Contact information:
Name: Kenneth Duru
Phone:    +49 152 1824 9716
Email:    kenneth.c.duru@gmail.com
 Address:  Munich University  
Dept. of Earth and Env. Sciences 
Theresientr. 41, 80333 Munich

Short bio: (see CV)
I am a computational and  applied mathematician. My undergraduate education was in Mathematics and Statistics at the University of Calabar, Nigeria. In 2005, I moved to Sweden for graduate studies, obtaining a M.Sc. degree in  Scientific Computing (major Mathematics) from The Royal Institute of Technology (KTH), Stockholm. In June 2012, I earned a PhD degree in Scientific Computing (major Numerical Analysis)  from Uppsala University, Sweden, under the supervision of Prof. Gunilla Kreiss. The title of my PhD thesis is: Perfectly matched layers and high order difference methods for wave equations. Since my graduation, I have spent more than three years at the Stanford  University  working with Prof. Eric Dunham. At Stanford University, my  research focused on developing simulation codes (WaveQLab3D), and high order accurate and provably stable finite difference methods for waves and earthquake rupture dynamics in 3D heterogeneous and geometrically complex Earth models. My recent research effort centers on the development of efficient and robust numerical methods for the  simulations of wave phenomena  on exascale supercomputers. I am currently a member of the EU funded consortium, ExaHyPE, dedicated to the development of an exascale hyperpolic PDE egine. 

Research Interests:
  • Collaborative research in computational geosciences: earthquake rupture dynamics, volcanology, full seismic waveform modeling and inversion, induced seismicity, hydraulic fracturing, tsunami modeling, etc.   

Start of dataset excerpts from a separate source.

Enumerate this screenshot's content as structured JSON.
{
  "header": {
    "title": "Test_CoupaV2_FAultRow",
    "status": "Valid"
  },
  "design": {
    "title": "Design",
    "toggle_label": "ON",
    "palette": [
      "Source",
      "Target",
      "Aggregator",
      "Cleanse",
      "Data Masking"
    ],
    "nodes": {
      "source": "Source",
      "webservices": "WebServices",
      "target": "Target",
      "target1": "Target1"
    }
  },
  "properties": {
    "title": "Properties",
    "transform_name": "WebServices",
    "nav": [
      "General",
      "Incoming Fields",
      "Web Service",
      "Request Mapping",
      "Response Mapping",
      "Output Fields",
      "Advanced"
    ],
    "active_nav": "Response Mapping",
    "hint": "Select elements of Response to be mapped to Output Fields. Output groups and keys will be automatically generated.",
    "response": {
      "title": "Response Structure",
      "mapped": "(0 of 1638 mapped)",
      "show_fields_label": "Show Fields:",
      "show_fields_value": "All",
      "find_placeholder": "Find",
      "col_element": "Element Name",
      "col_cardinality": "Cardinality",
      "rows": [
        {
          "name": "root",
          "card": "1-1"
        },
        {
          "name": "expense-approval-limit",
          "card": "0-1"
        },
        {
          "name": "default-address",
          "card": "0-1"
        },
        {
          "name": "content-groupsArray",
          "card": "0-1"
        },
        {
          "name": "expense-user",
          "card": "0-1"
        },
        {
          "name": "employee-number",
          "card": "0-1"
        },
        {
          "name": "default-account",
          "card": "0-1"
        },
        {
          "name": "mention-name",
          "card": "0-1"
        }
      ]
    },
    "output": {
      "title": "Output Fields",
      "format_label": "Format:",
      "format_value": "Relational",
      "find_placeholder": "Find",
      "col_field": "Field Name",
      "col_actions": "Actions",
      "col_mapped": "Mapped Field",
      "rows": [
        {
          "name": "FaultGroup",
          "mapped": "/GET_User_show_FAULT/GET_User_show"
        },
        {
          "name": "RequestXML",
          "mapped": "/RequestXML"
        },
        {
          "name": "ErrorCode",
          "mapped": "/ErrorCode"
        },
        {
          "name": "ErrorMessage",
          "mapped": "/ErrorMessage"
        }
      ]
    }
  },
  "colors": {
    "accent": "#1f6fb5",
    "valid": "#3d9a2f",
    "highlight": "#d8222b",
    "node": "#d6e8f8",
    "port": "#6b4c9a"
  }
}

  • Partial differential equations
  • Initial boundary value problems
  • High order accurate and time-stable methods: finite difference methods, discontinuous Galerkin methods, spectral element methods.
  • Linear and nonlinear boundary and interface phenomena
  • Perfectly matched layers and absorbing layers
  • Provably accurate software for computational mechanics
  • Time stable hybrid solvers for multi-physics and multi-scale problems.
  • Inverse problems, uncertainty quantification and data assimilation.